Questions 100 to 105 — find out what you can see and control in security incidents — get the right level of assurance from the service provider.

Questions 100 to 105 — incident response and management of the information

Table 1 lists who is responsible for answering each question.

Context and help for questions 100 to 105

Record your answers to these questions in either:

Questions to answer

  1. Does the service provider have a formal incident response and management process and plans that clearly define how they detect and respond to information security incidents?
    1. If yes — will they provide the government organisation with a copy of their process and plans to enable it to determine if they are sufficient?
  2. Does the service provider test and refine its incident response and management process and plans on a regular basis?
  3. Does the service provider engage its customers when testing its incident response and management processes and plans?
  4. Does the service provider appropriately train its staff on incident response and management processes and plans to ensure that they respond to incidents in an effective and efficient manner?
  5. Do the service provider’s terms of service or service level agreement define the support they will provide to the government organisation if an information security incident happens? For example, does the service provider:
    1. notify customers when an incident that may affect the security of their information or interconnected systems is detected or reported
    2. specify a point of contact and channel for customers to report suspected information security incidents
    3. define the roles and responsibilities of each party during an information security incident
    4. allow customers to access evidence to enable them to perform their own investigation of an incident — evidence such as time-stamped audit logs or forensic snapshots of virtual machines
    5. make sufficient information available to enable the government organisation to cooperate effectively with an investigation by a regulatory body — such as the Privacy Commissioner or the Payment Card Industry Security Standards Council
    6. define which party is responsible for the recovery of data and services after an information security incident has occurred
    7. share post-incident reports with affected customers to enable them to understand the cause of the incident and make an informed decision about whether to continue using the public cloud service
    8. specify in the contract limits and provisions for insurance, liability and indemnity for information security incidents?
  6. Does the service provider’s incident response and management procedures map to, or fit with, the government organisation’s internal policy and procedures — meaning that they will not hinder or delay the government organisation’s ability to manage incidents in a timely and effective manner?
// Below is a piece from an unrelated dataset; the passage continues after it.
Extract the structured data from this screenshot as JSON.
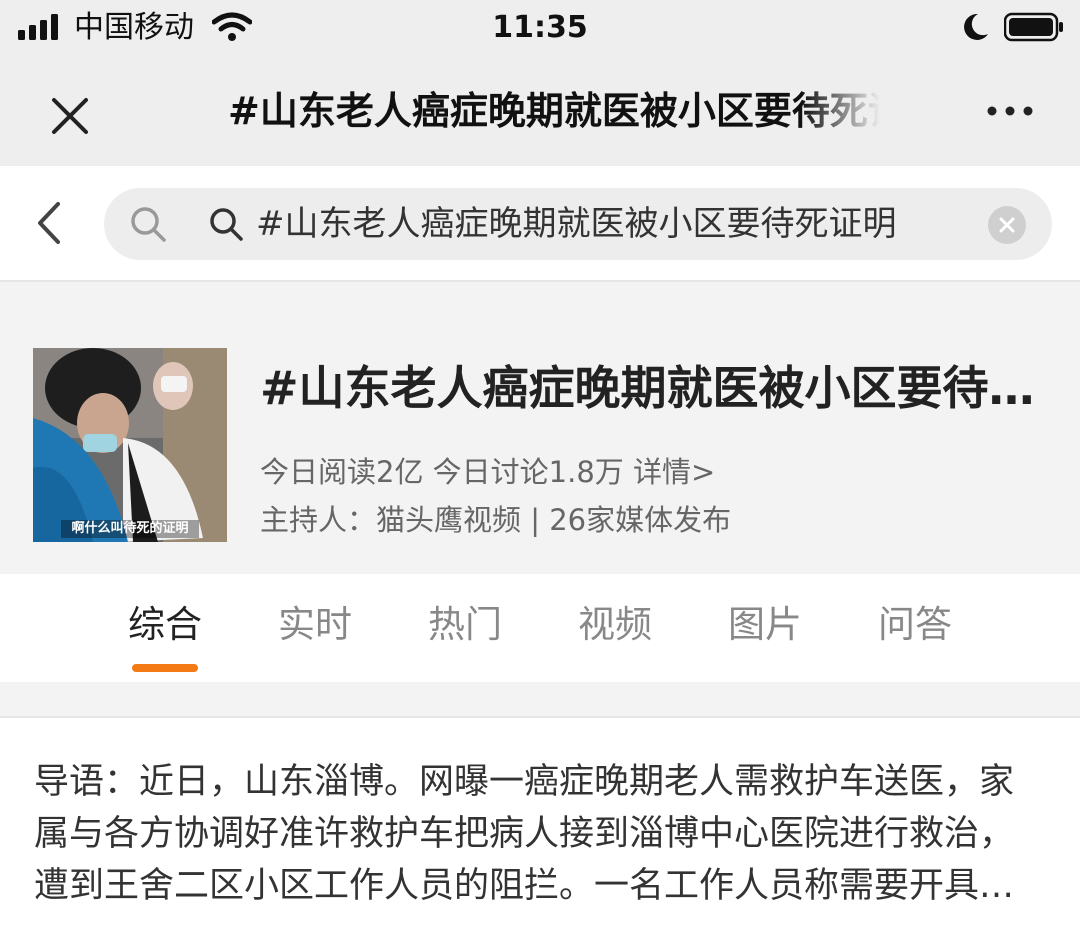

Table 1: Who answers each question

Entity Questions to answer
Government organisation 105
Service provider 100, 100a, 101, 102, 103, 104, 104a, 104b, 104c, 104d, 104e, 104f, 104g, 104h

Where to find the service provider’s answers

You can get the answers to the service provider’s questions from a combination of:

  • direct communication with the provider
  • the provider’s policies and audit reports on their website
  • previous assessments by other government organisations.

If you do not have the service provider’s answers

If you need higher assurance for the information, consider a different public cloud service if:

  • the provider does not give you their answers or other information you need for your risk assessment
  • you cannot get acceptable third-party assurance
  • there are no ways to lessen the risk of this incomplete information.

Independent assurance reports — New Zealand Information Security Manual

Context and help for questions 100 to 105

The following guidance gives you context and help for answering questions about incident response and management of the information.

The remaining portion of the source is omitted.